Corps calciné dans le Gard : un meurtre filmé sur fond de guerre entre trafiquants
Corps calciné dans le Gard : un meurtre filmé sur fond de guerre entre trafiquants

Découverte macabre et exécution méthodique. C’est dans un coin reculé d’un minuscule village entre Nîmes et Alès que le cadavre partiellement calciné d’un jeune homme de 19 ans a été retrouvé mardi 15 juillet, par de simples promeneurs. L’enquête, désormais entre les mains du parquet de Nîmes, s’oriente sans détour vers un règlement de comptes d’une extrême violence, en lien direct avec les guerres de territoire que se livrent des groupes criminels à Nîmes. Les premières constatations ont révélé un scénario d’une brutalité implacable. La victime a été abattue avec une arme à feu – au moins une – avant que son corps ne soit incendié. Le parquet d’Alès, initialement saisi car compétent territorialement, a rapidement été relayé par celui de Nîmes au vu de la gravité des faits. 

Une mise en scène d’exécution pour marquer les esprits

L’autopsie a confirmé ce que la scène laissait déjà présager : l’homme a reçu plusieurs balles, dont une en pleine tête et deux dans le torse. La victime, un jeune de 19 ans et demi, aurait été un guetteur dans un réseau de trafic de drogue opérant depuis le quartier de Pissevin, zone déjà ensanglantée par de multiples fusillades ces dernières semaines. Selon une source policière, le meurtre aurait été filmé, puis diffusé sur les réseaux sociaux. Une séquence glaçante montre l’adolescent ligoté, encore en vie, avant d’être abattu. Son corps est ensuite aspergé d’un liquide inflammable et brûlé. Une signature criminelle qui en dit long sur la volonté d’intimider les rivaux. Ce mode opératoire semble répondre aux logiques des cartels où la violence spectaculaire sert autant à éliminer qu’à dissuader. 

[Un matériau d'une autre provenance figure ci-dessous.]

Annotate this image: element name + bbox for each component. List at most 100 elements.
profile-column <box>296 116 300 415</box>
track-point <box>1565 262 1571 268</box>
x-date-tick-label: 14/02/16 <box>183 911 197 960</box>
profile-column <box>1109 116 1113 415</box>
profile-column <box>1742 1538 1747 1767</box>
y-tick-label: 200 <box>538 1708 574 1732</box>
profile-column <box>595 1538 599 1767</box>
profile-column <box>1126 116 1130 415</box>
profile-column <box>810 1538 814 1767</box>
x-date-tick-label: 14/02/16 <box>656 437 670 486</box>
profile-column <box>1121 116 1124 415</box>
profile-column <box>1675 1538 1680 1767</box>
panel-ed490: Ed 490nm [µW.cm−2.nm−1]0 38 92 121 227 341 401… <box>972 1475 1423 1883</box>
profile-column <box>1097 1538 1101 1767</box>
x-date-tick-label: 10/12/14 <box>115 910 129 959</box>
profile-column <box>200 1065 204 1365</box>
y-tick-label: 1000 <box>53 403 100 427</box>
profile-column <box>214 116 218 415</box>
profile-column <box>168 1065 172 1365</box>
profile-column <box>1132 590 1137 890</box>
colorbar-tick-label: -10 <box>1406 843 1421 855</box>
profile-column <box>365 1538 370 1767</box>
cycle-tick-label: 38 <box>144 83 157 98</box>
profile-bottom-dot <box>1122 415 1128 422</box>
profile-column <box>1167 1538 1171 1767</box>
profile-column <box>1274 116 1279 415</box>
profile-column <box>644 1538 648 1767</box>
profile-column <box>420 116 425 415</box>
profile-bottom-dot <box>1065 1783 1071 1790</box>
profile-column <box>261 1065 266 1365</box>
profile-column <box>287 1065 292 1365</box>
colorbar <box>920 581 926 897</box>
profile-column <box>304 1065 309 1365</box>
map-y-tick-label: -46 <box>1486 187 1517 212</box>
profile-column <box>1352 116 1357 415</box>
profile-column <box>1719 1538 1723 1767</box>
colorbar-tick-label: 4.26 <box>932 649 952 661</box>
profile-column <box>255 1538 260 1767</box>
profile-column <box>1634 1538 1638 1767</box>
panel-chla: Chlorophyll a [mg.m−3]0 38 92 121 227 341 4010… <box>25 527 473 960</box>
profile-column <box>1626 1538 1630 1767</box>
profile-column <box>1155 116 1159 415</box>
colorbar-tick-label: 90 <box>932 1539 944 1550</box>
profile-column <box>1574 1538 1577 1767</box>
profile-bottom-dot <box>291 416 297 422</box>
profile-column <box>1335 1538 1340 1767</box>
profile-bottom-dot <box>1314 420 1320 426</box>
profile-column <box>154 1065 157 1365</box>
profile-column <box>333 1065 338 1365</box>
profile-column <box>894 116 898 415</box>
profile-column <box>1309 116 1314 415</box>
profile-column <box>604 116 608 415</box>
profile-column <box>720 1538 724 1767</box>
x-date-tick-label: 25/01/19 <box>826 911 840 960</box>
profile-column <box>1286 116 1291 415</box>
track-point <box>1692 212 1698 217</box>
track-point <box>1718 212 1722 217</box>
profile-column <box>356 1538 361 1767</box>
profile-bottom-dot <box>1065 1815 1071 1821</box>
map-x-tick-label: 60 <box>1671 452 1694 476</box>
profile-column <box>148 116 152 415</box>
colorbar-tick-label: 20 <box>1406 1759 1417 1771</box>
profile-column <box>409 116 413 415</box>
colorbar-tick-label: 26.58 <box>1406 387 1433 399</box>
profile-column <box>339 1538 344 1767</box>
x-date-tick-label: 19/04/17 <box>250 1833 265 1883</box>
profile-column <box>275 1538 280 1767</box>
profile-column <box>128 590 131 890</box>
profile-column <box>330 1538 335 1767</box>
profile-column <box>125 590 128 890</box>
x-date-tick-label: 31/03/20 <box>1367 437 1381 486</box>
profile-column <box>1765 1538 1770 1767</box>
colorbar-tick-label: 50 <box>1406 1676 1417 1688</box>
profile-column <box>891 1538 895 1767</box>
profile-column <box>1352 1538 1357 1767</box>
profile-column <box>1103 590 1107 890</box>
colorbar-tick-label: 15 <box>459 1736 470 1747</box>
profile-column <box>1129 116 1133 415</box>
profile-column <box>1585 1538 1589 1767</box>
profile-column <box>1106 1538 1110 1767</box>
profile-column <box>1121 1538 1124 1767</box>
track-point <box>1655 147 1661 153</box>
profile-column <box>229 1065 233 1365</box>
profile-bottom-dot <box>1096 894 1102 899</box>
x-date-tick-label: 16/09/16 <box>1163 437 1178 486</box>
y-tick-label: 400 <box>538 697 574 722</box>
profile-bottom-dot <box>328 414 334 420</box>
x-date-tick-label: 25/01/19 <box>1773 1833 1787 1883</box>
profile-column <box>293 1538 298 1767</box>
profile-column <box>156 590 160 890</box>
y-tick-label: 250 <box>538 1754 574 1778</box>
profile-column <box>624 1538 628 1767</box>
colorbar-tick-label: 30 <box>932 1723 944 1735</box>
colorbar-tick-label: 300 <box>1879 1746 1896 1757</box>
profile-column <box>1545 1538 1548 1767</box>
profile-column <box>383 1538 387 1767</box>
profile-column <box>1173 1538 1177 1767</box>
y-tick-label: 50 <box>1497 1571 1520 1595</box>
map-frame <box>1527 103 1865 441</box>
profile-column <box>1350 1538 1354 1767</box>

Une enquête complexe s’annonce

Le parquet évoque une rivalité ultra-violente entre plusieurs bandes implantées dans différents quartiers de Nîmes : Pissevin, Valdegour, Némausus-Jonquilles, Mas-de-Mingue. Des zones gangrenées par les trafics et déjà sous haute tension. C’est dans ce contexte explosif que s’inscrit ce meurtre, dont la cruauté dépasse même les codes de la criminalité ordinaire. L’enquête, désormais ouverte pour meurtre en bande organisée et participation à une association de malfaiteurs en vue de la préparation d’un crime, s’annonce complexe. Le Gard, déjà frappé par des affaires de violences urbaines et de règlements de comptes ces derniers mois, se retrouve une fois encore sous le feu des projecteurs. Cette fois, c’est une exécution filmée et assumée qui révèle l’ancrage territorial d’un affrontement sanglant pour le contrôle du trafic. La justice, face à cette escalade, devra répondre avec la même détermination.